Uno spettacolo incivile, tossico, indecoroso offerto a tutte le migliaia di italiani e stranieri che transitano dalla stazione.

E poi, ci chiediamo perché l’Europa ci abbia abbandonati, lasciati soli di fronte alla biblica migrazione, stretti tra i buoni sentimenti di papa Francesco, i pessimi dei finti enti di beneficenza e l’impossibilità di una misura ragionevole, una reazione logica? In definitiva, una politica?

Anche a Milano la stazione centrale (e non da ieri, da mesi distratto sindaco Pisapia) è un accampamento a cielo aperto di un’umanità dolente, portatrice di malattie e di disordine.

Ci vorrebbe un cambio di passo, a Roma, a Milano, nel governo e, in particolare, al Viminale dove siede Angelino Alfano, soprannominato «massima allerta». Non ci sarà.
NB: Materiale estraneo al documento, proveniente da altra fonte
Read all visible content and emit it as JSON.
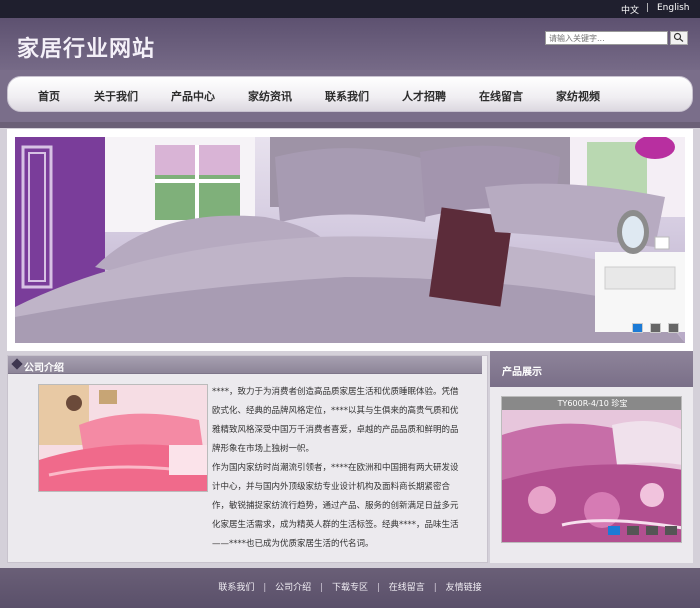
{
  "topbar": {
    "lang_cn": "中文",
    "separator": "|",
    "lang_en": "English"
  },
  "header": {
    "site_title": "家居行业网站"
  },
  "search": {
    "placeholder": "请输入关键字...",
    "button_icon": "search-icon"
  },
  "nav": {
    "items": [
      {
        "label": "首页"
      },
      {
        "label": "关于我们"
      },
      {
        "label": "产品中心"
      },
      {
        "label": "家纺资讯"
      },
      {
        "label": "联系我们"
      },
      {
        "label": "人才招聘"
      },
      {
        "label": "在线留言"
      },
      {
        "label": "家纺视频"
      }
    ]
  },
  "banner": {
    "slide_count": 3,
    "active_slide": 1
  },
  "about": {
    "title": "公司介绍",
    "paragraphs": [
      "****，致力于为消费者创造高品质家居生活和优质睡眠体验。凭借欧式化、经典的品牌风格定位，****以其与生俱来的高贵气质和优雅精致风格深受中国万千消费者喜爱，卓越的产品品质和鲜明的品牌形象在市场上独树一帜。",
      "作为国内家纺时尚潮流引领者，****在欧洲和中国拥有两大研发设计中心，并与国内外顶级家纺专业设计机构及面料商长期紧密合作，敏锐捕捉家纺流行趋势，通过产品、服务的创新满足日益多元化家居生活需求，成为精英人群的生活标签。经典****，品味生活——****也已成为优质家居生活的代名词。"
    ]
  },
  "products": {
    "title": "产品展示",
    "caption": "TY600R-4/10 珍宝",
    "slide_count": 4,
    "active_slide": 1
  },
  "footer": {
    "links": [
      {
        "label": "联系我们"
      },
      {
        "label": "公司介绍"
      },
      {
        "label": "下载专区"
      },
      {
        "label": "在线留言"
      },
      {
        "label": "友情链接"
      }
    ],
    "separator": "|"
  }
}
Matteo Renzi continuerà a governare, trovando ogni volta una maggioranza d’accatto, visto che nessuno in Parlamento vuole andare a casa, per effetto di uno scioglimento anticipato.

Continueremo a sprofondare, sapendo ogni giorno di più che il giovane naif alla guida del governo è del tutto insufficiente per affrontare la situazione, che ha sbagliato ovunque, e soprattutto in Europa dove non ha saputo battere i pugni sul tavolo quand’era necessario, e con l’America: invece di affrontare Obama e le sue sciocchezze là dov’era necessario, al G7, gli ha solo tirato un calcio negli stinchi il giorno dopo, ricevendo Putin in Italia.
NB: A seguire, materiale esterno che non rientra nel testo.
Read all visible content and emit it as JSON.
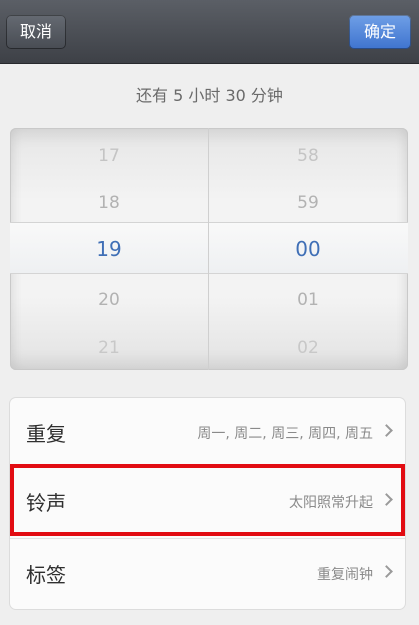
{
  "topbar": {
    "cancel_label": "取消",
    "confirm_label": "确定",
    "confirm_color": "#4a7fd6"
  },
  "remaining": "还有 5 小时 30 分钟",
  "picker": {
    "hours": [
      "17",
      "18",
      "19",
      "20",
      "21"
    ],
    "minutes": [
      "58",
      "59",
      "00",
      "01",
      "02"
    ],
    "selected_hour": "19",
    "selected_minute": "00",
    "selected_color": "#3f6fb6"
  },
  "settings": {
    "repeat": {
      "label": "重复",
      "value": "周一, 周二, 周三, 周四, 周五"
    },
    "sound": {
      "label": "铃声",
      "value": "太阳照常升起"
    },
    "tag": {
      "label": "标签",
      "value": "重复闹钟"
    }
  },
  "highlight_color": "#e20c12"
}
In altri tempi, ci sono stati presidenti del consiglio che non hanno avuto paura degli Stati Uniti e hanno deciso solo nell’interesse dell’Italia e della sua sovranità. 
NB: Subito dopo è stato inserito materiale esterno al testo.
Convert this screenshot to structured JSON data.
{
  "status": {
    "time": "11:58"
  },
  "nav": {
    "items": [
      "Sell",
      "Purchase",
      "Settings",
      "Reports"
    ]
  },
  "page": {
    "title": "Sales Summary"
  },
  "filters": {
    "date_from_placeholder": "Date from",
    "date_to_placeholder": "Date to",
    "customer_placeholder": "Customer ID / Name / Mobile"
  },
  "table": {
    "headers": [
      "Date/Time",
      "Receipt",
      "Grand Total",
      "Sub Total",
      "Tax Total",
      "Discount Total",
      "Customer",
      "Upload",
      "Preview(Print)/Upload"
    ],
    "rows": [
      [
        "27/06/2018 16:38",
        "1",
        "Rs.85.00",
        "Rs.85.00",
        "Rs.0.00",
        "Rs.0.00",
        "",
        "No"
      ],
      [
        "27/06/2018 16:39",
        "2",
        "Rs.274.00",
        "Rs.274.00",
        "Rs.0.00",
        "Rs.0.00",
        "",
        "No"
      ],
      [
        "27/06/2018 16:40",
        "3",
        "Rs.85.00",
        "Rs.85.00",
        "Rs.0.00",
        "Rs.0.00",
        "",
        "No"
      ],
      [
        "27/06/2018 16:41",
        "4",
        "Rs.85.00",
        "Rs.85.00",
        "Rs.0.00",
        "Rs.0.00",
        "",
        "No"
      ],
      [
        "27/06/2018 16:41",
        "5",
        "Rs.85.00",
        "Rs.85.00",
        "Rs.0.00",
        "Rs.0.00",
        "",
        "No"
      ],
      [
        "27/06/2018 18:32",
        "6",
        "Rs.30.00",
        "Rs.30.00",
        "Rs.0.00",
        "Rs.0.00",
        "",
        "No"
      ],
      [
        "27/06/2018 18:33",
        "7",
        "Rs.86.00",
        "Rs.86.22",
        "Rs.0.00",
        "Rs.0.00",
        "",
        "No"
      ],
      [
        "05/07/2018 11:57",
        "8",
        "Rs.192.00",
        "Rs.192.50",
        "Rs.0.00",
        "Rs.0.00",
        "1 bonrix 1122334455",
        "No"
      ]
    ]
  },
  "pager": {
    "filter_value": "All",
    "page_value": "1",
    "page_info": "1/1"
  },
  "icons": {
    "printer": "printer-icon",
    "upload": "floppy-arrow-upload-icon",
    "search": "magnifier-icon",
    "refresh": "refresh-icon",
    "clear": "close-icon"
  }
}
Dovremmo rassegnarci. Sarebbe naturale.

Non lo faremo, anche se sappiamo che l’intelligenza politica e la conoscenza dei problemi non si comprano al supermercato, non smetteremo di criticare questo Renzi e il suo modo di governare, nella speranza che un giorno un barlume accenda la sua mente e gli suggerisca di inarcare la schiena e di fare ciò che deve.